Take stock in
your sports bets

Nov 28, 2006 6:10 AM

Dallas -3½ versus Giants : Sunday’s New York loss may never be forgotten, at least by their soon to be ex-coach, Tom Coughlin. They let the Titans come back from 21-0, with 24 unanswered points in the fourth quarter. I wouldn’t bet on them with your money.

Rams -6 versus Arizona: St. Louis should have no trouble with this team, which has no defense and a real questionable offense.

Oakland -3 versus Texas: Yes I said the Raiders. Their defense is playing great now, and Houston shouldn’t scare anybody!

Bears and Vikings UNDER: Hopefully you can find a 37.

49ers and Saints OVER: Saints offense may score enough by themselves to get the over in this match up.

Many years ago I got a job as a management trainee for a bowling corporation called Sports Arenas, Inc.
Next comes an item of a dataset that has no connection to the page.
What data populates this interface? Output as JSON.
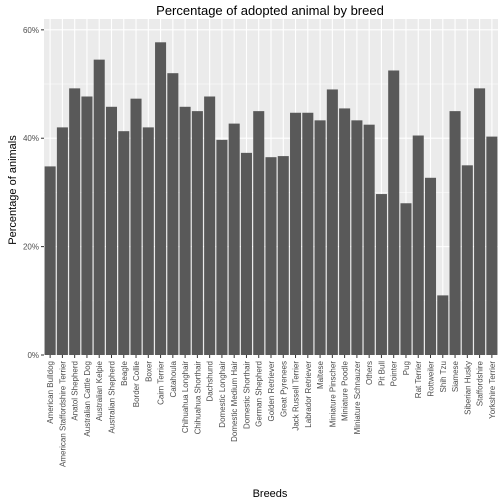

In the beginning they had about 20 bowling establishments, mostly all east of the Mississippi River. I trained on Long Island, was promoted to manager of Fort Lauderdale Lanes in Florida and within eight months was sent back to run the same training establishment on Long Island.

After about a year the company merged with a west coast bowling corporation and became the largest bowling outfit in the country, with 44 places, including four in Mexico.

After the merger I was promoted to director of operations and shipped to California where our main office was to be located.

So here I was in my mid-twenties with a big shot job, two kids, a good-looking wife and I was positive I could run through a brick wall without any problem whatsoever. Hopefully you get the picture.

One day the president of the company introduced me to his stock broker who worked for Shearson & Hammill, a brokerage house located in Beverly Hills. In the ensuing conversation I told the broker to buy me 100 shares of his highly recommended stock. The company was called Standard Kollsman and it was around $10 so I figured I’d be in about $1,000 and hopefully I’d launch a supplemental income.

The broker said to bring the information to the bank in three days and put up 10%, which at the time was all that was required. I opened an account at the Bank of America and was extended a margin account.

Well, much to my delight the stock had gone up in three days to $12, so the bank didn’t require any cash. I was astonished that I could own $1,200 worth of stock for no investment. Where had this racket been all my life?

Over the next 90 days I bought more and more shares and never paid cash as the stock continued to climb. The stock went as high as $24, and I now had about $500,000 in my account without putting up any money whatsoever.

"Greed is good", said Michael Douglas in the movie Wall Street. I certainly could relate to that statement.

I decided that I’d sell at $30 per share and become a rich man — it all seemed so easy. Here I was being called "Mr. Diamond" upon my daily visits to the brokerage house and not even out of my 20s yet.

One day I received a call from my banker that I had a margin call. "What the hell is a margin call," I asked?

I soon knew what a margin call was. I either had to sell some shares or put up some cash to cover the 10% as the stock began to slide. Naturally I began selling and in the ensuing weeks ended up selling all of the shares and additionally was stuck $10,000, which fortunately I had, and I was able to clean up my account.

I’ve never regretted the experience as I reasoned "how many of us get a real good shot at big bucks so early in life?"

I did learn a great lesson, to wit: "never play another guy’s game."

To all the lawyers, doctors, construction workers, and other hard-workers, your lesson from this story is this: Don’t try to make a living from gambling. Many try and few succeed. Have fun with it, but treat it as recreation for it’s "not your game."